We read four artifact layers for imputation questions.

1. Block-level conditioning evidence

  • manifest.json
    • synthesis.donor_conditioning_diagnostics
  • python -m microplex_us.pipelines.summarize_donor_conditioning <artifact>

Use this first when the question is:

  • Which predictors did this donor block actually use?
  • Which shared predictors were available but dropped?
  • Did the block use a prepared PE-style condition surface?
  • Did a requested predictor fail at raw overlap, projection, or prepared compatibility?

2. Pre-calibration imputation evidence

  • imputation_ablation.json

Use this when the question is:

  • Which variant wins support realism?
  • Which variant wins weighted MAE?
  • Are we trading support realism against MAE?

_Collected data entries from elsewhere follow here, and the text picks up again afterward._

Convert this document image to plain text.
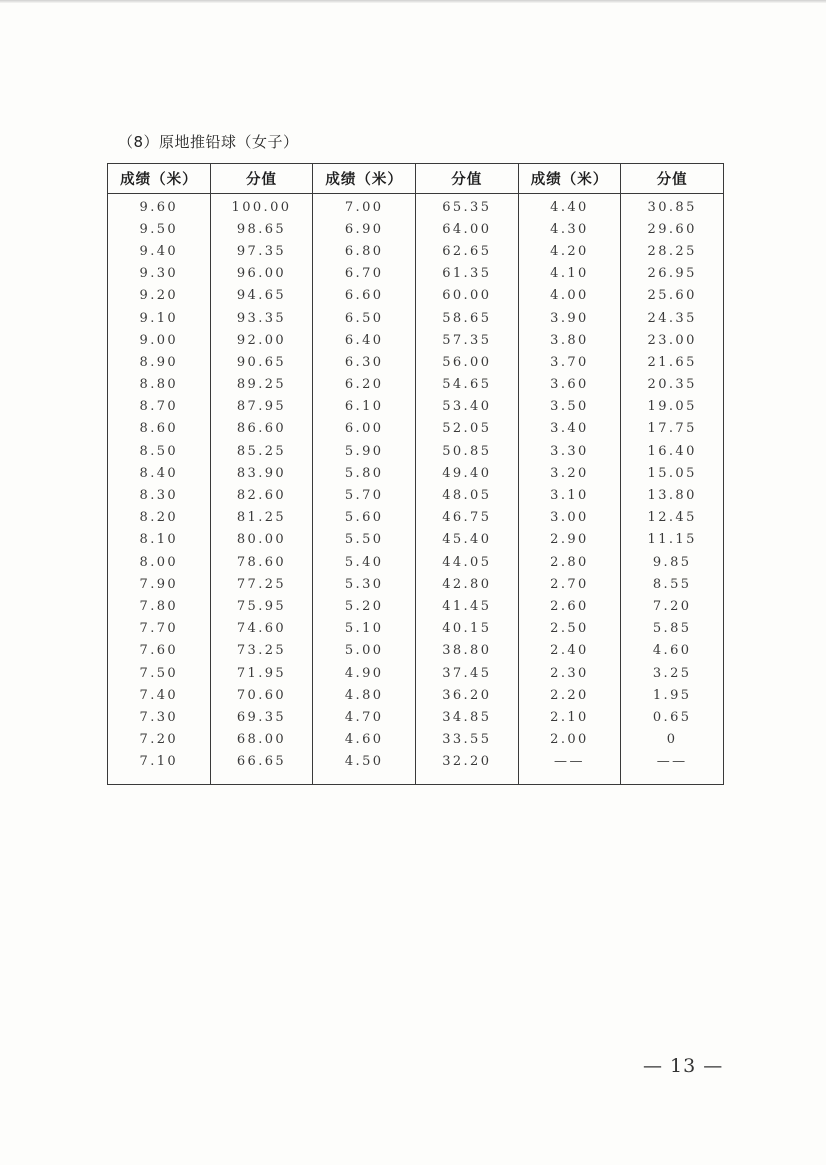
（8）原地推铅球（女子）
成绩（米）	分值	成绩（米）	分值	成绩（米）	分值
9.60	100.00	7.00	65.35	4.40	30.85
9.50	98.65	6.90	64.00	4.30	29.60
9.40	97.35	6.80	62.65	4.20	28.25
9.30	96.00	6.70	61.35	4.10	26.95
9.20	94.65	6.60	60.00	4.00	25.60
9.10	93.35	6.50	58.65	3.90	24.35
9.00	92.00	6.40	57.35	3.80	23.00
8.90	90.65	6.30	56.00	3.70	21.65
8.80	89.25	6.20	54.65	3.60	20.35
8.70	87.95	6.10	53.40	3.50	19.05
8.60	86.60	6.00	52.05	3.40	17.75
8.50	85.25	5.90	50.85	3.30	16.40
8.40	83.90	5.80	49.40	3.20	15.05
8.30	82.60	5.70	48.05	3.10	13.80
8.20	81.25	5.60	46.75	3.00	12.45
8.10	80.00	5.50	45.40	2.90	11.15
8.00	78.60	5.40	44.05	2.80	9.85
7.90	77.25	5.30	42.80	2.70	8.55
7.80	75.95	5.20	41.45	2.60	7.20
7.70	74.60	5.10	40.15	2.50	5.85
7.60	73.25	5.00	38.80	2.40	4.60
7.50	71.95	4.90	37.45	2.30	3.25
7.40	70.60	4.80	36.20	2.20	1.95
7.30	69.35	4.70	34.85	2.10	0.65
7.20	68.00	4.60	33.55	2.00	0
7.10	66.65	4.50	32.20	——	——

— 13 —
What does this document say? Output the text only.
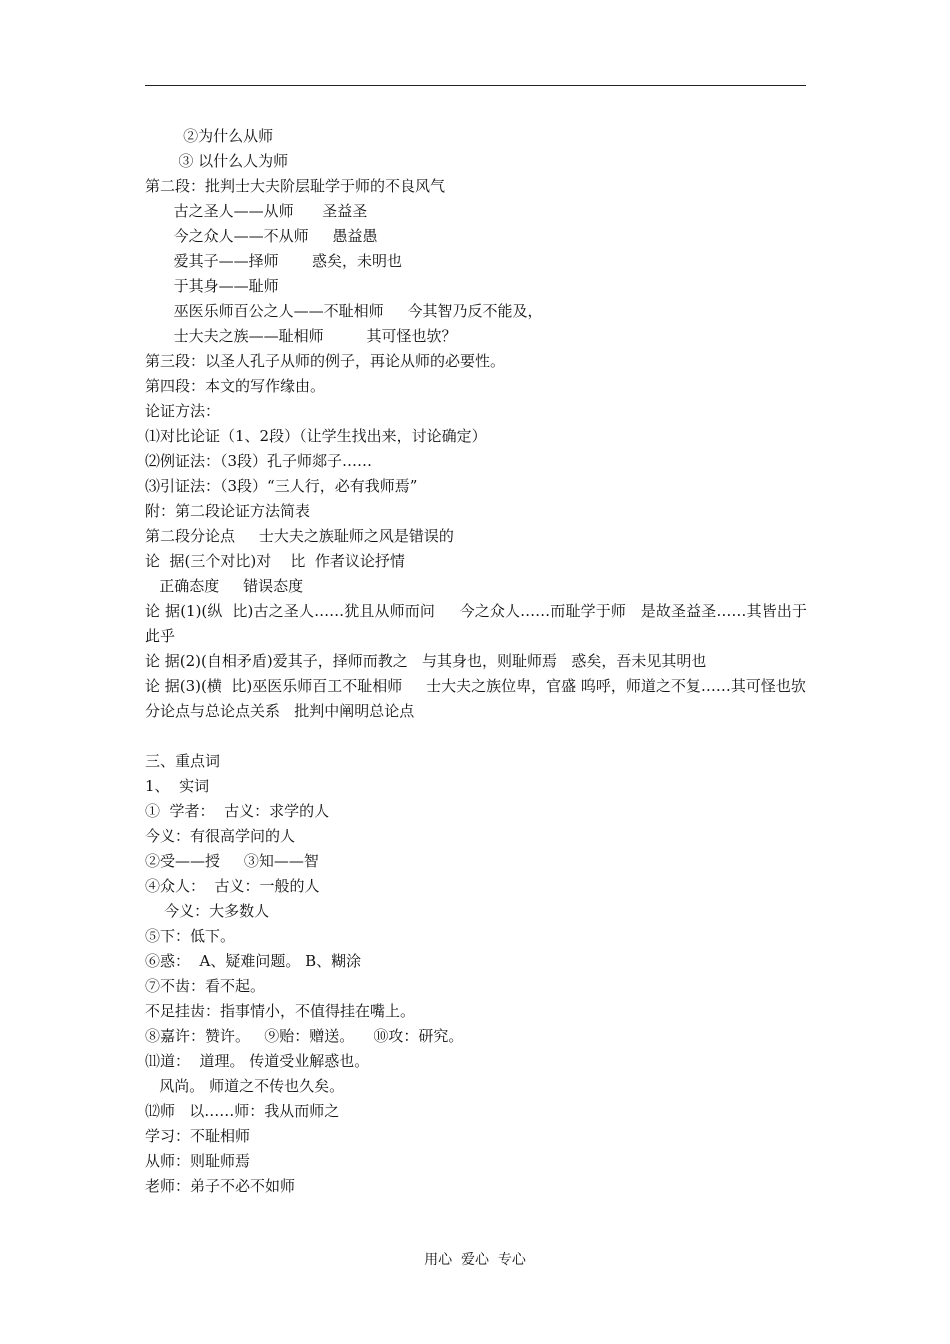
②为什么从师
③ 以什么人为师
第二段：批判士大夫阶层耻学于师的不良风气
古之圣人——从师      圣益圣
今之众人——不从师     愚益愚
爱其子——择师       惑矣，未明也
于其身——耻师
巫医乐师百公之人——不耻相师     今其智乃反不能及，
士大夫之族——耻相师         其可怪也欤？
第三段：以圣人孔子从师的例子，再论从师的必要性。
第四段：本文的写作缘由。
论证方法：
⑴对比论证（1、2段）（让学生找出来，讨论确定）
⑵例证法：（3段）孔子师郯子……
⑶引证法：（3段）“三人行，必有我师焉”
附：第二段论证方法简表
第二段分论点     士大夫之族耻师之风是错误的
论  据(三个对比)对    比  作者议论抒情
正确态度     错误态度
论 据(1)(纵  比)古之圣人……犹且从师而问     今之众人……而耻学于师   是故圣益圣……其皆出于此乎
论 据(2)(自相矛盾)爱其子，择师而教之   与其身也，则耻师焉   惑矣，吾未见其明也
论 据(3)(横  比)巫医乐师百工不耻相师     士大夫之族位卑，官盛 呜呼，师道之不复……其可怪也欤
分论点与总论点关系   批判中阐明总论点
三、重点词
1、  实词
①  学者：  古义：求学的人
今义：有很高学问的人
②受——授     ③知——智
④众人：  古义：一般的人
今义：大多数人
⑤下：低下。
⑥惑：  A、疑难问题。 B、糊涂
⑦不齿：看不起。
不足挂齿：指事情小，不值得挂在嘴上。
⑧嘉许：赞许。   ⑨贻：赠送。    ⑩攻：研究。
⑾道：  道理。 传道受业解惑也。
风尚。 师道之不传也久矣。
⑿师   以……师：我从而师之
学习：不耻相师
从师：则耻师焉
老师：弟子不必不如师
用心  爱心  专心
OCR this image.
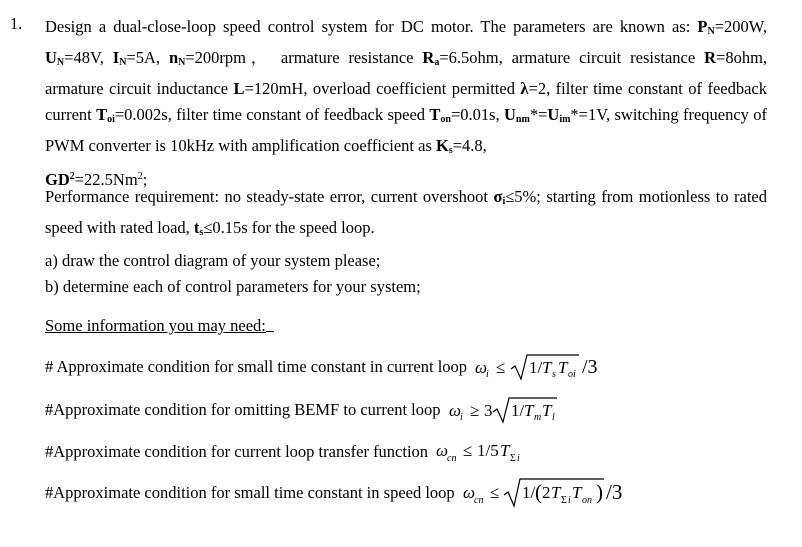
1. Design a dual-close-loop speed control system for DC motor. The parameters are known as: $P_N=200W$, $U_N=48V$, $I_N=5A$, $n_N=200rpm$， armature resistance $R_a=6.5ohm$, armature circuit resistance R=8ohm, armature circuit inductance L=120mH, overload coefficient permitted λ=2, filter time constant of feedback current $T_{oi}=0.002s$, filter time constant of feedback speed $T_{on}=0.01s$, $U_{nm}*=U_{im}*=1V$, switching frequency of PWM converter is 10kHz with amplification coefficient as $K_s=4.8$,
$GD^2=22.5Nm^2$;
Performance requirement: no steady-state error, current overshoot $\sigma_i\le 5\%$; starting from motionless to rated speed with rated load, $t_s\le 0.15s$ for the speed loop.
a) draw the control diagram of your system please;
b) determine each of control parameters for your system;
Some information you may need:
# Approximate condition for small time constant in current loop ω
i ≤ 1/ T s T oi /3
#Approximate condition for omitting BEMF to current loop ω
i ≥ 3 1/ T m T l
#Approximate condition for current loop transfer function ω
cn ≤ 1/5 T Σ i
#Approximate condition for small time constant in speed loop ω
cn ≤ 1/ ( 2 T Σ i T on ) /3
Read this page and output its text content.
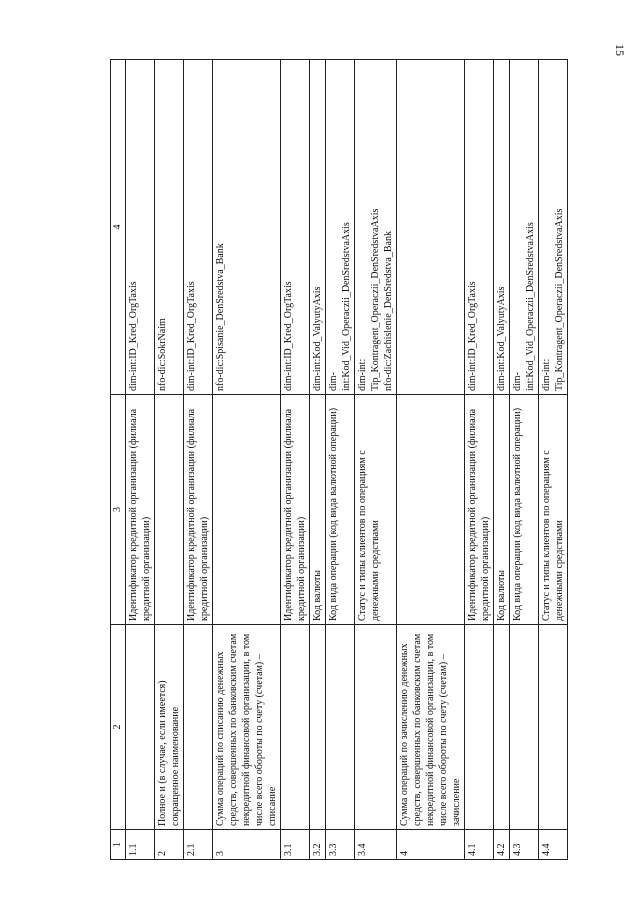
15
1	2	3	4
1.1		Идентификатор кредитной организации (филиала кредитной организации)	dim-int:ID_Kred_OrgTaxis
2	Полное и (в случае, если имеется) сокращенное наименование		nfo-dic:SokrNaim
2.1		Идентификатор кредитной организации (филиала кредитной организации)	dim-int:ID_Kred_OrgTaxis
3	Сумма операций по списанию денежных средств, совершенных по банковским счетам некредитной финансовой организации, в том числе всего обороты по счету (счетам) – списание		nfo-dic:Spisanie_DenSredstva_Bank
3.1		Идентификатор кредитной организации (филиала кредитной организации)	dim-int:ID_Kred_OrgTaxis
3.2		Код валюты	dim-int:Kod_ValyutyAxis
3.3		Код вида операции (код вида валютной операции)	dim-
int:Kod_Vid_Operaczii_DenSredstvaAxis
3.4		Статус и типы клиентов по операциям с денежными средствами	dim-int:
Tip_Kontragent_Operaczii_DenSredstvaAxis
nfo-dic:Zachislenie_DenSredstva_Bank
4	Сумма операций по зачислению денежных средств, совершенных по банковским счетам некредитной финансовой организации, в том числе всего обороты по счету (счетам) – зачисление		
4.1		Идентификатор кредитной организации (филиала кредитной организации)	dim-int:ID_Kred_OrgTaxis
4.2		Код валюты	dim-int:Kod_ValyutyAxis
4.3		Код вида операции (код вида валютной операции)	dim-
int:Kod_Vid_Operaczii_DenSredstvaAxis
4.4		Статус и типы клиентов по операциям с денежными средствами	dim-int:
Tip_Kontragent_Operaczii_DenSredstvaAxis
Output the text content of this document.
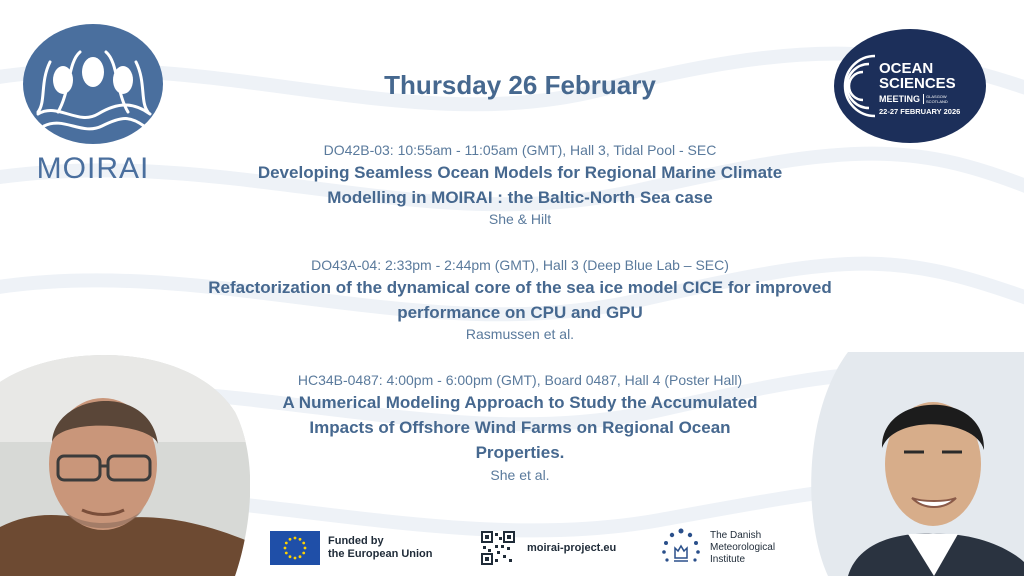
MOIRAI
OCEAN
SCIENCES
MEETING GLASGOW
SCOTLAND
22-27 FEBRUARY 2026
Thursday 26 February
DO42B-03: 10:55am - 11:05am (GMT), Hall 3, Tidal Pool - SEC
Developing Seamless Ocean Models for Regional Marine Climate
Modelling in MOIRAI : the Baltic-North Sea case
She & Hilt
DO43A-04: 2:33pm - 2:44pm (GMT), Hall 3 (Deep Blue Lab – SEC)
Refactorization of the dynamical core of the sea ice model CICE for improved
performance on CPU and GPU
Rasmussen et al.
HC34B-0487: 4:00pm - 6:00pm (GMT), Board 0487, Hall 4 (Poster Hall)
A Numerical Modeling Approach to Study the Accumulated
Impacts of Offshore Wind Farms on Regional Ocean
Properties.
She et al.
Funded by
the European Union
moirai-project.eu
The Danish
Meteorological
Institute
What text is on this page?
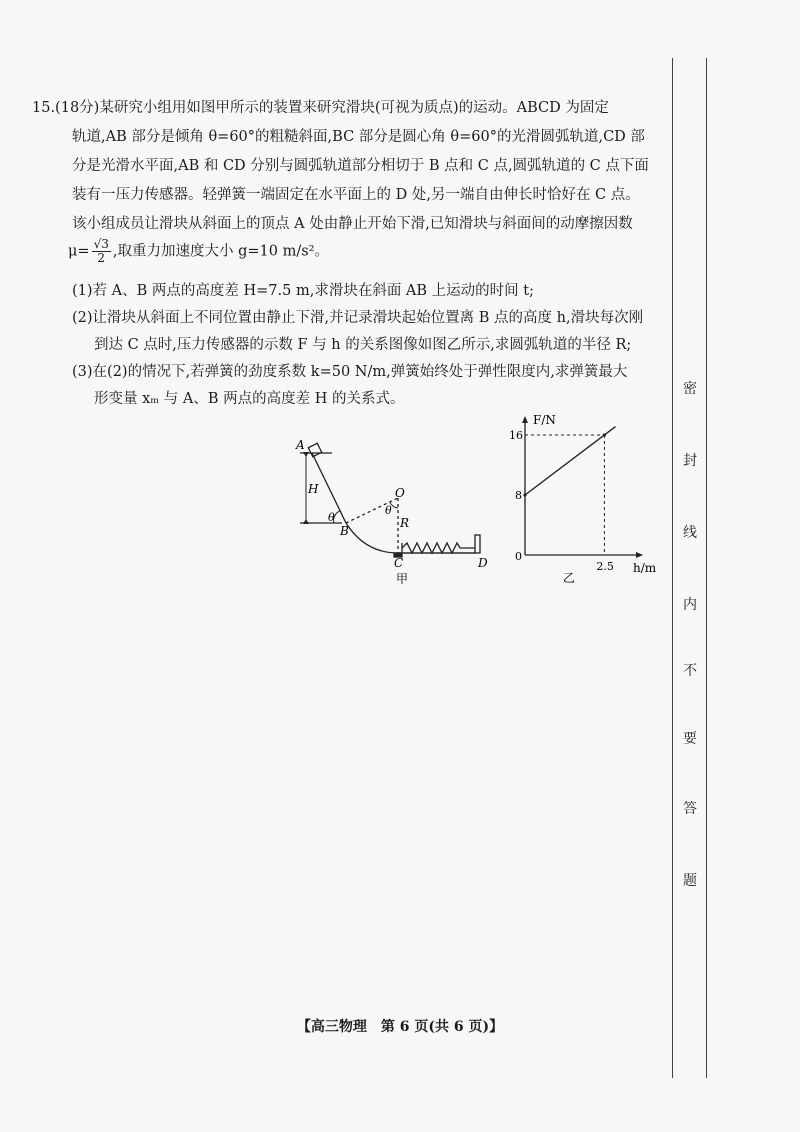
15.(18分)某研究小组用如图甲所示的装置来研究滑块(可视为质点)的运动。ABCD 为固定
轨道,AB 部分是倾角 θ=60°的粗糙斜面,BC 部分是圆心角 θ=60°的光滑圆弧轨道,CD 部
分是光滑水平面,AB 和 CD 分别与圆弧轨道部分相切于 B 点和 C 点,圆弧轨道的 C 点下面
装有一压力传感器。轻弹簧一端固定在水平面上的 D 处,另一端自由伸长时恰好在 C 点。
该小组成员让滑块从斜面上的顶点 A 处由静止开始下滑,已知滑块与斜面间的动摩擦因数
$\mu= \frac{√3}{2}$ ,取重力加速度大小 g=10 m/s²。
(1)若 A、B 两点的高度差 H=7.5 m,求滑块在斜面 AB 上运动的时间 t;
(2)让滑块从斜面上不同位置由静止下滑,并记录滑块起始位置离 B 点的高度 h,滑块每次刚
到达 C 点时,压力传感器的示数 F 与 h 的关系图像如图乙所示,求圆弧轨道的半径 R;
(3)在(2)的情况下,若弹簧的劲度系数 k=50 N/m,弹簧始终处于弹性限度内,求弹簧最大
形变量 xₘ 与 A、B 两点的高度差 H 的关系式。
A
H
B
O
R
C	D
θ
θ
甲
F/N
h/m
0
16
8
2.5
乙
密
封
线
内
不
要
答
题
【高三物理　第 6 页(共 6 页)】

3. Full checkpoint parity evidence

  • pe_us_data_rebuild_parity.json
  • pe_us_data_rebuild_native_audit.json

Use these when the question is:

  • Did the candidate beat the incumbent on harness slices?
  • Did it beat the incumbent on the native broad loss?
  • Which target families regressed?

4. Calibration trajectory evidence

  • manifest.json
    • calibration.full_oracle_capped_mean_abs_relative_error
    • calibration.active_solve_capped_mean_abs_relative_error
    • deferred-stage summaries

Use this when the question is:

  • Did calibration rescue the candidate?
  • Did the change make the solve harder before any rescue happened?

Current read as of 2026-04-14

  • Post-hoc dependent tax-leaf guards are not a satisfactory repair.
    • they regress the mission metric
  • A narrow PE-structured supplemental shared patch also failed as a real fix.
    • the raw-gate diagnostics now show why: the PUF source policy blocks income, employment_status, and synthetic state_fips from donor conditioning before they ever reach live overlap for these tax-leaf blocks
  • The local policyengine-us-data read resolves the PE-alignment question.
    • PE's PUF clone QRF uses the structural demographic / tax-unit-role predictors only for this family
  • That means the next question is not "why did compatible overlap lose these vars?"
    • the real question is whether we want a challenger path with source-native PUF predictors that survive source policy, or whether we keep the current structural-only PE-aligned contract

This is a better next question than "which post-hoc guard should we try next," because it targets the actual modeling choice instead of clipping the output after the fact or chasing a nonexistent overlap bug.